It seems that much of my work these days is concerned with bringing AI to the embedded-systems domain, understanding what the implications are and how companies should deal with it. In the discussions with technical experts and business leaders, however, I constantly run into several misconceptions.
First, there are still several people out there who think about ML/DL models as single-point solutions for a specific problem where we can build the model, integrate it, deploy the resulting software and be done. Although one could operate in this way, it’s basically ignoring the vast majority of benefits that you could deliver. Instead, it’s about continuous everything. It’s about a constant flow of software updates to the field, a constant flow of data coming back from your systems, constant retraining and updating of models. We all read about DevOps, DataOps and AIOps, but that really is what it’s all about. The shorter you can make the cycles, the more value you can deliver.
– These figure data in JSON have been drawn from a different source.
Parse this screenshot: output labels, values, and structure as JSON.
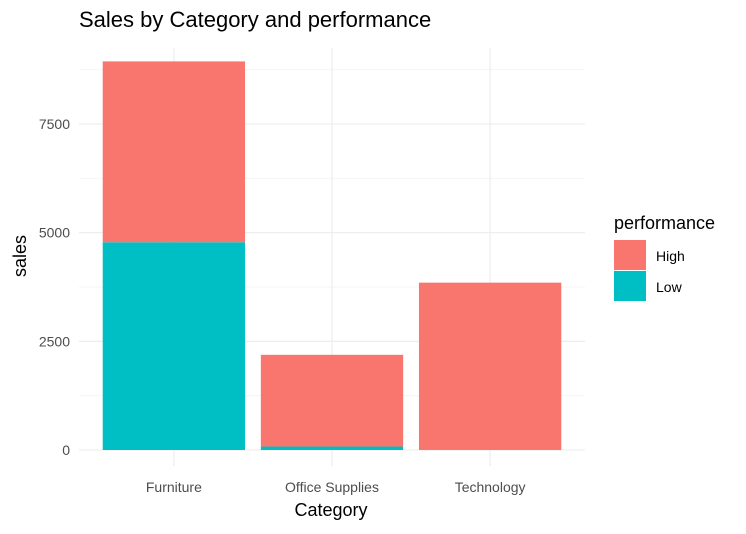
{
  "colors": {
    "background": "#ffffff",
    "high": "#F8766D",
    "low": "#00BFC4"
  },
  "chart_data": {
    "type": "bar",
    "stacked": true,
    "title": "Sales by Category and performance",
    "xlabel": "Category",
    "ylabel": "sales",
    "categories": [
      "Furniture",
      "Office Supplies",
      "Technology"
    ],
    "series": [
      {
        "name": "Low",
        "values": [
          4780,
          80,
          0
        ],
        "color": "#00BFC4"
      },
      {
        "name": "High",
        "values": [
          4160,
          2110,
          3850
        ],
        "color": "#F8766D"
      }
    ],
    "ylim": [
      0,
      9400
    ],
    "yticks": [
      0,
      2500,
      5000,
      7500
    ],
    "ytick_labels": [
      "0",
      "2500",
      "5000",
      "7500"
    ],
    "grid": true,
    "legend": {
      "title": "performance",
      "placement": "right",
      "entries": [
        {
          "label": "High",
          "color": "#F8766D"
        },
        {
          "label": "Low",
          "color": "#00BFC4"
        }
      ]
    }
  }
}
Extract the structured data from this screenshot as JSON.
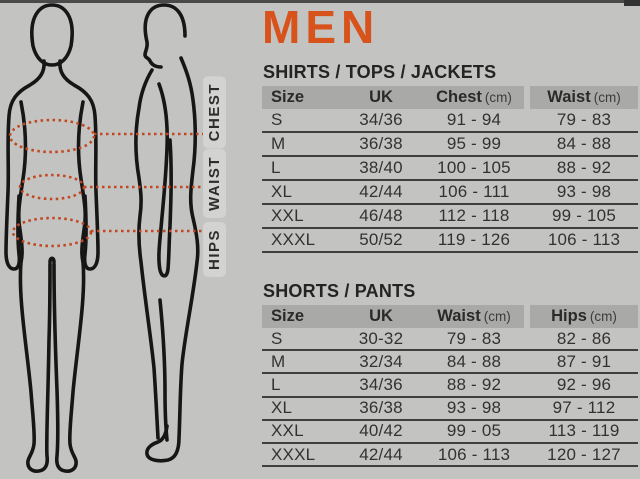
{
  "page": {
    "background": "#c3c3c1",
    "top_strip_color": "#4a4a4a"
  },
  "header": {
    "title": "MEN",
    "accent_color": "#d8521c"
  },
  "diagram": {
    "measure_labels": [
      "CHEST",
      "WAIST",
      "HIPS"
    ],
    "outline_color": "#161616",
    "measure_line_color": "#c2461f",
    "label_background": "#d3d3d1"
  },
  "tables": [
    {
      "title": "SHIRTS / TOPS / JACKETS",
      "columns": [
        {
          "label": "Size",
          "unit": ""
        },
        {
          "label": "UK",
          "unit": ""
        },
        {
          "label": "Chest",
          "unit": "(cm)"
        },
        {
          "label": "Waist",
          "unit": "(cm)"
        }
      ],
      "rows": [
        [
          "S",
          "34/36",
          "91 - 94",
          "79 - 83"
        ],
        [
          "M",
          "36/38",
          "95 - 99",
          "84 - 88"
        ],
        [
          "L",
          "38/40",
          "100 - 105",
          "88 - 92"
        ],
        [
          "XL",
          "42/44",
          "106 - 111",
          "93 - 98"
        ],
        [
          "XXL",
          "46/48",
          "112 - 118",
          "99 - 105"
        ],
        [
          "XXXL",
          "50/52",
          "119 - 126",
          "106 - 113"
        ]
      ]
    },
    {
      "title": "SHORTS / PANTS",
      "columns": [
        {
          "label": "Size",
          "unit": ""
        },
        {
          "label": "UK",
          "unit": ""
        },
        {
          "label": "Waist",
          "unit": "(cm)"
        },
        {
          "label": "Hips",
          "unit": "(cm)"
        }
      ],
      "rows": [
        [
          "S",
          "30-32",
          "79 - 83",
          "82 - 86"
        ],
        [
          "M",
          "32/34",
          "84 - 88",
          "87 - 91"
        ],
        [
          "L",
          "34/36",
          "88 - 92",
          "92 - 96"
        ],
        [
          "XL",
          "36/38",
          "93 - 98",
          "97 - 112"
        ],
        [
          "XXL",
          "40/42",
          "99 - 05",
          "113 - 119"
        ],
        [
          "XXXL",
          "42/44",
          "106 - 113",
          "120 - 127"
        ]
      ]
    }
  ]
}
Second, many view AI as a technical challenge to be solved by R&D but unrelated to the rest of the company. The fact is that it will change your business model. If you’re currently using a transactional business model where you get a one-time payment when you sell the product but need to provide software updates throughout the economic life of the product, you’re in trouble as your cost is continuous while your revenue is not. The only way to get around this is to align your revenue model with your cost model. For most companies that I work with, it means combining the upfront product sales with a continuous service revenue model. This is actually a great way to generate more revenue from your customers.
Third, especially in companies that build large, complex and expensive systems, such as in automotive, telecommunications or automation, there’s no clear definition or understanding of the actual value provided to customers. The whole package sells and consequently, the whole package is valuable. When moving towards continuous improvement of systems, you need to choose where to focus your energy and time. And this requires you to understand what’s actually valuable in your offering as improving commodity functionality using ML/DL models or otherwise doesn’t help your customer. We’ve worked quite a bit with companies on modeling the value of their solutions or products to customers and it’s surprisingly hard to be precise and concrete.
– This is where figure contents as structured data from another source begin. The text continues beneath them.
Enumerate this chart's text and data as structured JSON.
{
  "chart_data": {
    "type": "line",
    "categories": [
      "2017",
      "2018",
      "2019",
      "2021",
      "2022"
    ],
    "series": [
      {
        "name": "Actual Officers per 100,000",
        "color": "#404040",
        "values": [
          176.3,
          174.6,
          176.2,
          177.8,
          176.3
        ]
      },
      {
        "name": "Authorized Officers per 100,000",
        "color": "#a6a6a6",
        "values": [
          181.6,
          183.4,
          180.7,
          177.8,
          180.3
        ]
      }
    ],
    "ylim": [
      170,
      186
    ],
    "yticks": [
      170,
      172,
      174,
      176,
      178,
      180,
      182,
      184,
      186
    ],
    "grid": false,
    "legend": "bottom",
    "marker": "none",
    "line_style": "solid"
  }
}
Fourth, you can’t use AI in isolation. Machine and deep-learning solutions require data for training and operations. The data is generated by software that instruments the system. And of course, ML/DL models are themselves software. The only difference is that AI software is programmed by data and pattern recognition, rather than by humans in an algorithmic fashion. This means that you need to be good at all digital technologies.
The final misconception is that many believe that once they have trained an ML/DL model and it performs well in prototyping, the hard part is done. This couldn’t be further from the truth. The easiest part is actually creating a model and the hard part is industrializing it. Industrializing means setting up the data pipelines, putting monitoring and logging in place, ensuring correct (or at least acceptable) behavior in all cases, developing solutions for DevOps, DataOps and AIOps, and so on. In an earlier post, I wrote about our AI engineering research agenda where we capture the major challenges to be addressed.
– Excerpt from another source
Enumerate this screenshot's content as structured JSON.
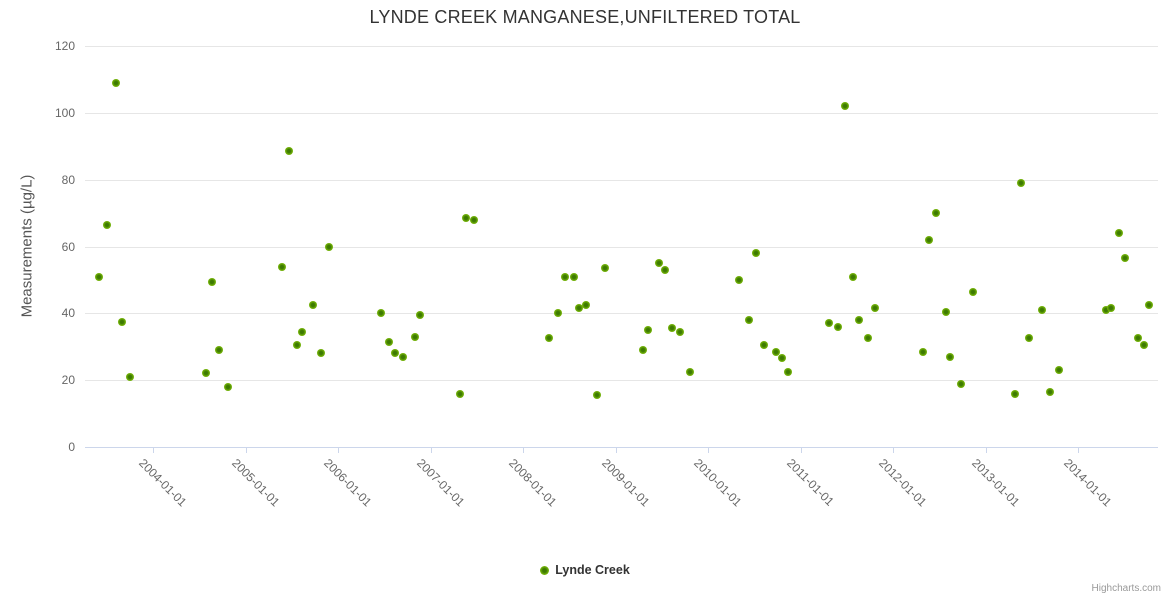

AI is moving to the edge – and it should because it has the potential of delivering enormous value. The challenge is that there still are quite a few misconceptions out there about what this actually means in practice. I’ve discussed five of these and provided my viewpoint. AI belongs on the edge, but there’s a lot of work around it that needs to be put in place at the same time. And as it won’t happen by itself, it’s critical that we get going on this yesterday.